Users may wish to use the --output-event-state option w/ ipmi-sel to
also output the current sensor state.  This option will output
NOMINAL, WARNING, and CRITICAL states which allow for easy grepping.

bmc-info:

When using hostranges, you are probably trying to verify the firmware
version or hardware type for each BMC in your cluster.  You probably
want to run bmc-info with the consolidated output (-C) set most of the
time.  System GUIDs are also different between systems, so in order to
limit the amount of different output, you may want to run with the
--get-device-id option to limit the output.

ipmi-raw:

The output of ipmi-raw will likely be only 1 long line.  The
consolidated output is likely what you're interested in using.
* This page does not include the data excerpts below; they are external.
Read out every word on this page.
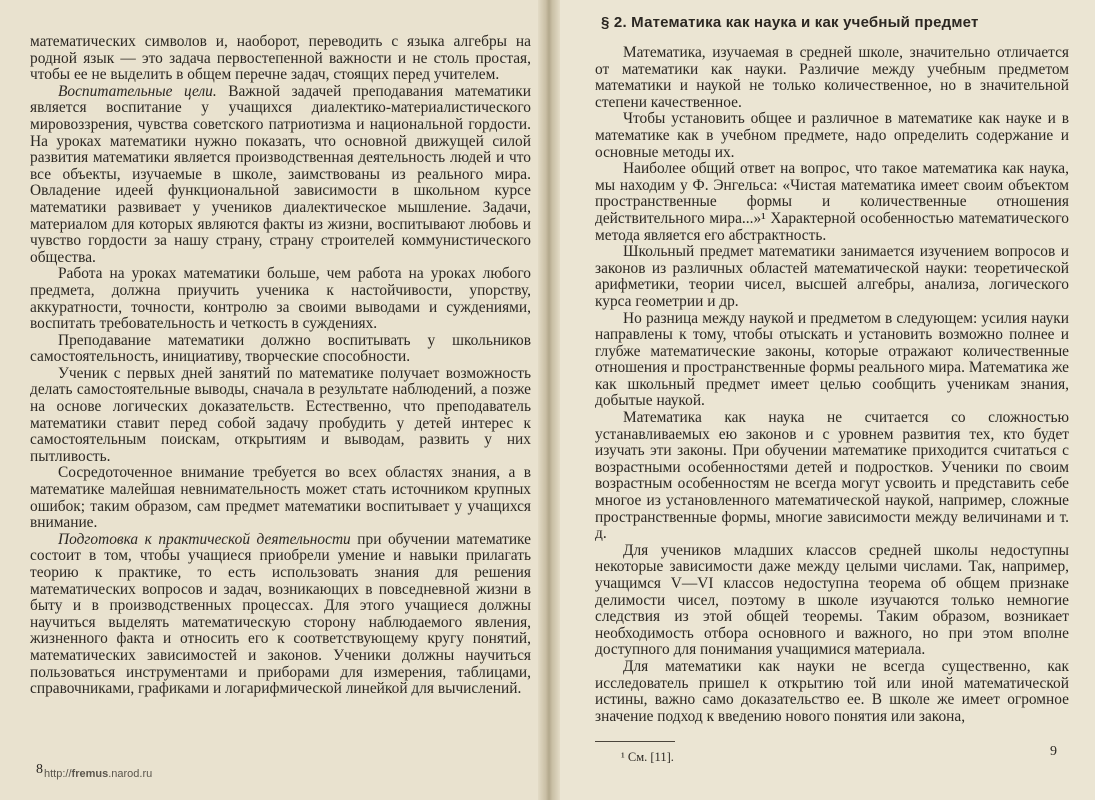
математических символов и, наоборот, переводить с языка алгебры на родной язык — это задача первостепенной важности и не столь простая, чтобы ее не выделить в общем перечне задач, стоящих перед учителем.

Воспитательные цели. Важной задачей преподавания математики является воспитание у учащихся диалектико-материалистического мировоззрения, чувства советского патриотизма и национальной гордости. На уроках математики нужно показать, что основной движущей силой развития математики является производственная деятельность людей и что все объекты, изучаемые в школе, заимствованы из реального мира. Овладение идеей функциональной зависимости в школьном курсе математики развивает у учеников диалектическое мышление. Задачи, материалом для которых являются факты из жизни, воспитывают любовь и чувство гордости за нашу страну, страну строителей коммунистического общества.

Работа на уроках математики больше, чем работа на уроках любого предмета, должна приучить ученика к настойчивости, упорству, аккуратности, точности, контролю за своими выводами и суждениями, воспитать требовательность и четкость в суждениях.

Преподавание математики должно воспитывать у школьников самостоятельность, инициативу, творческие способности.

Ученик с первых дней занятий по математике получает возможность делать самостоятельные выводы, сначала в результате наблюдений, а позже на основе логических доказательств. Естественно, что преподаватель математики ставит перед собой задачу пробудить у детей интерес к самостоятельным поискам, открытиям и выводам, развить у них пытливость.

Сосредоточенное внимание требуется во всех областях знания, а в математике малейшая невнимательность может стать источником крупных ошибок; таким образом, сам предмет математики воспитывает у учащихся внимание.

Подготовка к практической деятельности при обучении математике состоит в том, чтобы учащиеся приобрели умение и навыки прилагать теорию к практике, то есть использовать знания для решения математических вопросов и задач, возникающих в повседневной жизни в быту и в производственных процессах. Для этого учащиеся должны научиться выделять математическую сторону наблюдаемого явления, жизненного факта и относить его к соответствующему кругу понятий, математических зависимостей и законов. Ученики должны научиться пользоваться инструментами и приборами для измерения, таблицами, справочниками, графиками и логарифмической линейкой для вычислений.

§ 2. Математика как наука и как учебный предмет

Математика, изучаемая в средней школе, значительно отличается от математики как науки. Различие между учебным предметом математики и наукой не только количественное, но в значительной степени качественное.

Чтобы установить общее и различное в математике как науке и в математике как в учебном предмете, надо определить содержание и основные методы их.

Наиболее общий ответ на вопрос, что такое математика как наука, мы находим у Ф. Энгельса: «Чистая математика имеет своим объектом пространственные формы и количественные отношения действительного мира...»¹ Характерной особенностью математического метода является его абстрактность.

Школьный предмет математики занимается изучением вопросов и законов из различных областей математической науки: теоретической арифметики, теории чисел, высшей алгебры, анализа, логического курса геометрии и др.

Но разница между наукой и предметом в следующем: усилия науки направлены к тому, чтобы отыскать и установить возможно полнее и глубже математические законы, которые отражают количественные отношения и пространственные формы реального мира. Математика же как школьный предмет имеет целью сообщить ученикам знания, добытые наукой.

Математика как наука не считается со сложностью устанавливаемых ею законов и с уровнем развития тех, кто будет изучать эти законы. При обучении математике приходится считаться с возрастными особенностями детей и подростков. Ученики по своим возрастным особенностям не всегда могут усвоить и представить себе многое из установленного математической наукой, например, сложные пространственные формы, многие зависимости между величинами и т. д.

Для учеников младших классов средней школы недоступны некоторые зависимости даже между целыми числами. Так, например, учащимся V—VI классов недоступна теорема об общем признаке делимости чисел, поэтому в школе изучаются только немногие следствия из этой общей теоремы. Таким образом, возникает необходимость отбора основного и важного, но при этом вполне доступного для понимания учащимися материала.

Для математики как науки не всегда существенно, как исследователь пришел к открытию той или иной математической истины, важно само доказательство ее. В школе же имеет огромное значение подход к введению нового понятия или закона,

¹ См. [11].
8 http://fremus.narod.ru
9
bmc-config/ipmi-chassis-config/ipmi-pef-config/ipmi-sensors-config:

The typical use of one of the above config tools is to run w/
--checkout to checkout a configuration, modify that file with new
configuration information, then run w/ --commit to write the new
configuration.  I imagine most users will only run with hostrange
support with the --commit option to configure multiple machines in
parallel.  Note that since a significant amount of configuration must
be done in-band before out-of-band communication can occur
(i.e. configuring IP addresses, MAC addresses), most may elect to not
configure a machine out of band at all.  The --diff option may be used
across many machines to see if a configuration differs on any machine
within a cluster.

4) Exceptions to the hostrange support in FreeIPMI
--------------------------------------------------

The hostrange input/output is not been supported in a few situations.

o Each BMC in the cluster must be configured with a different IP
address and MAC address.  So the parallelism that the hostrange input
gives you effectively cannot be used when trying to use bmc-config's
--commit option to configure a cluster using one config file.
Therefore we prohibit hostranged input when trying to configure these
values in bmc-config.

o Ipmipower was written with a different architecture than bmc-info,
ipmi-sensors, ipmi-sel, etc. because of need for it to interact with
Powerman, so it cannot use the parallel stdout libraries developed.
It instead emulates the --buffer-output, --consolidate-output, and
--fanout functionality of the other tools.

Additional Notes
----------------

[1] Why doesn't FreeIPMI just use whatsup?  Whatsup defines "up" to
typically mean that an OS up running healthily.  IPMI can operate
without the OS running, even when the node is "powered off."
Therefore, an alternate tool had to be developed.